Non c’è pensione senza lavoro. Ecco perché, a Napoli, sta per arrivare un evento che cerca di mettere insieme le due cose. Dal 10 al 12 maggio, in piazza Plebiscito, si terranno le Giornate nazionali della Previdenza, serie di incontri organizzati dal centro studi Itinerari Previdenziali. Si discuterà di pensioni, ma grazie a un accordo con il portale di ricerca lavoro Monster, direttamente in piazza sarà possibile per molti aspiranti sostenere un colloquio. Per candidarsi occorre andare sul sito giornatanazionaledellaprevidenza.it, cliccare su #servelavoro e seguire la procedura. Intanto, però, il dibattito non si ferma. Vediamo di fare chiarezza su alcuni punti con gli esperti di Itinerari Previdenziali.
Pensioni: cosa cambierà dal 2017?
Si fanno tanti proclami, ma risorse per modifiche sostanziali non ce ne sono. Resta l’impianto della riforma Fornero, quindi: per le donne, in pensione con 65 anni e 7 mesi (un anno in più per le autonome), che salgono a 66 anni e 7 mesi nel 2018, per tutti. Forse ci sarà spazio per introdurre una certa flessibilità in uscita per i “precoci”, cioè chi lavora da prima dei 18 anni, ed entrerà nel vivo la novità del part-time per i lavoratori a cui mancano tre anni al pensionamento. Cioè una riduzione dell’orario di lavoro, ma con il versamento dei contributi al 100%, pagati in parte dallo Stato e in parte dell’azienda.
Il part time è un diritto o l’azienda potrebbe anche non concederlo?
Riguarda i lavoratori privati assunti a tempo indeterminato, con almeno 20 anni di contributi e che matureranno il requisito anagrafico entro il 31 dicembre 2018 (66 anni e 7 mesi).
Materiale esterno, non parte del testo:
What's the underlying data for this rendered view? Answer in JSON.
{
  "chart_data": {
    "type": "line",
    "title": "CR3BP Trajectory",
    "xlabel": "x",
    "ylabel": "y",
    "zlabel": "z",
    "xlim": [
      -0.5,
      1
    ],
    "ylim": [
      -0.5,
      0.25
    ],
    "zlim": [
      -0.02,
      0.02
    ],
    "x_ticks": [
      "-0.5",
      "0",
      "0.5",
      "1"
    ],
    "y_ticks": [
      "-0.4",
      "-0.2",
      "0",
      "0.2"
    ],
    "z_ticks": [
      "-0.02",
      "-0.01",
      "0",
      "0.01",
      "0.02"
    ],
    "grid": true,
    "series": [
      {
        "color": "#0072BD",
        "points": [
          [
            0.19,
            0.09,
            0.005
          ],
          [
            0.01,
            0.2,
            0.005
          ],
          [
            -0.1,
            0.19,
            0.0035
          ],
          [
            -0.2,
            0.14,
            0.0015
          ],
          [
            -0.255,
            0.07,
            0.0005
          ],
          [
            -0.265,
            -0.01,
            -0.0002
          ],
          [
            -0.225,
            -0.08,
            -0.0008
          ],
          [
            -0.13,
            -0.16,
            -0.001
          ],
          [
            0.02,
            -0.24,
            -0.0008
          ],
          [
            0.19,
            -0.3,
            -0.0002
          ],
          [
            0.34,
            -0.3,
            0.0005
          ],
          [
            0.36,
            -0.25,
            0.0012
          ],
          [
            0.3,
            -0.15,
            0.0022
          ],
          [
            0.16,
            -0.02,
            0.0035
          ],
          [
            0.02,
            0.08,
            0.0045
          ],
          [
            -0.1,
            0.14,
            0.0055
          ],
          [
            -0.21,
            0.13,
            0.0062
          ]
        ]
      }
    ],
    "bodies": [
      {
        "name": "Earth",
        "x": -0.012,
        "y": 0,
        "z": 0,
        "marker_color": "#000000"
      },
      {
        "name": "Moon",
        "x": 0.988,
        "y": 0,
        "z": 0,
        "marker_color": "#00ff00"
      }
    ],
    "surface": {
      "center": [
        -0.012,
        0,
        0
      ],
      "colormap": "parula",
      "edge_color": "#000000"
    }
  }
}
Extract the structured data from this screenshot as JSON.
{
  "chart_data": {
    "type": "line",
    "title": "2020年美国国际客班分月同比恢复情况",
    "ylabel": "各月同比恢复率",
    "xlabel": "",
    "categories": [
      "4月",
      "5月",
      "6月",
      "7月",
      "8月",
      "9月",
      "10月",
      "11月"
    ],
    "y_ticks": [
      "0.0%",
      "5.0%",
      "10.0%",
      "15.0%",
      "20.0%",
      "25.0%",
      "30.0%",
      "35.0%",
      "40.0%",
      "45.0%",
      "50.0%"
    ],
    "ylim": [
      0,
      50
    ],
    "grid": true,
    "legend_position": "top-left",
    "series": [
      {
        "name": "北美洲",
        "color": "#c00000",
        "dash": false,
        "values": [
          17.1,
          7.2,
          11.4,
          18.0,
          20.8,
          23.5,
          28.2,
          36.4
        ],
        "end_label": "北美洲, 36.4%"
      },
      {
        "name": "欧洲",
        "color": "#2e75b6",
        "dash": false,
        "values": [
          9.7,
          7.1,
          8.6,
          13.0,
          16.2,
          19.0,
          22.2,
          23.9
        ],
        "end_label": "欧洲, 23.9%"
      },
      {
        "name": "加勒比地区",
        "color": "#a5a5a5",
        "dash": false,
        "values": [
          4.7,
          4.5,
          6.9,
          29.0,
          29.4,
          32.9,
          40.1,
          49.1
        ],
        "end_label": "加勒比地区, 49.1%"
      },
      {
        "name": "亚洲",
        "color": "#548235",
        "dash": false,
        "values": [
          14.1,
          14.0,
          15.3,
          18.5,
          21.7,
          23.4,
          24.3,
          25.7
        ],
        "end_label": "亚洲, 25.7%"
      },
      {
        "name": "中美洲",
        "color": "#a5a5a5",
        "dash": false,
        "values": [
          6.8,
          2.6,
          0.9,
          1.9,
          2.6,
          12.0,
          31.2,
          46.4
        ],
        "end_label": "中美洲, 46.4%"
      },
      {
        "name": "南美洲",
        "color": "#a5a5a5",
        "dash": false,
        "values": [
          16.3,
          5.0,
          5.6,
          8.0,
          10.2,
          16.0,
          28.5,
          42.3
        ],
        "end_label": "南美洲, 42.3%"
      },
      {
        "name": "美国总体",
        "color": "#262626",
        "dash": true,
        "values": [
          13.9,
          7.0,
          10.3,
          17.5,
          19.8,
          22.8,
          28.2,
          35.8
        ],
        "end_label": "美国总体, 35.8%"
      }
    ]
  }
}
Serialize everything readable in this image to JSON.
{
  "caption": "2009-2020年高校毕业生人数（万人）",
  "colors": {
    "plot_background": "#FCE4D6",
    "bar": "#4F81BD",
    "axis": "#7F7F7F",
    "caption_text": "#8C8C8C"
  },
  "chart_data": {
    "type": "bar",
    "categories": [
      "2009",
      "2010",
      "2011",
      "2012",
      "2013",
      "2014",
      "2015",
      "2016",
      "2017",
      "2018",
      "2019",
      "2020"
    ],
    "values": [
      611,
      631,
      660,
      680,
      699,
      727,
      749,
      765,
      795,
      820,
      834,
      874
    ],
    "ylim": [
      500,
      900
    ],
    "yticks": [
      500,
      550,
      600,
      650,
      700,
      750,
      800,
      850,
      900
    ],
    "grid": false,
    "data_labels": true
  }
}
Però non è un diritto, ma un accordo tra il lavoratore e l’azienda, che potrebbe non concederlo.
Le donne sperano nel rinnovo dell’Opzione donna o comunque in qualche meccanismo che consenta loro di anticipare l’uscita dal lavoro. Quali possibilità ci sono?
L’opzione, che ha permesso di andare in pensione con 57 anni di età e 35 di contributi, per chi li ha maturati entro il 31 dicembre scorso, dovrebbe essere rinnovata. Le possibilità sono alte, ma è probabile che l’età venga alzata a 60 anni, per rendere il meccanismo meno pesante per le casse dell’Inps. Durante le Giornate di Napoli, Itinerari previdenziali lancerà l’idea della flessibilità per le donne in carriera che hanno figli: un anno di anticipo sull’uscita dal mondo del lavoro per ogni figlio.
Si è detto che potrebbe cambiare il meccanismo di “reversibilità”, che diventerebbe meno generoso per il superstite. Poi il Governo ha smentito. A chi credere?
La reversibilità, per chi già la percepisce, non verrà toccata. Si potrebbero modificare le norme per quelle future, ma allora il Governo dovrebbe abbassare i contributi che buste paga e autonomi versano alla voce Ivs (invalidità, vecchiaia, superstiti).
Un lavoratore 40enne di oggi, a grandi linee, quando andrà in pensione?
Dipende da molti fattori. Stando alle norme in vigore, un nato nel 1976 andrà in pensione nel 2045, con 69 anni di età, a patto di avere un minimo di 20 anni di contributi. Potrebbe anche farcela nel 2042, quindi a 66 anni di età, con un meccanismo chiamato “pensione anticipata contributiva”, a patto però che dal calcolo della pensione risulti un trattamento mensile pari a 2,8 volte l’assegno sociale (che nel 2016 è fissato a 448 euro).
E quanto prenderà?
Si calcola che un dipendente con la busta paga tradizionale potrà contare in media sul 70% dell’ultimo reddito annuale, in caso di uscita anticipata. E fino all’80% proseguendo fino all’età anagrafica richiesta. Quindi, se prendeva 1.500 euro netti, la pensione oscillerà tra 1050 e 1.200 euro. Un lavoratore autonomo, che durante l’attività versa meno contributi, in entrambi i casi arriverà al massimo al 70%.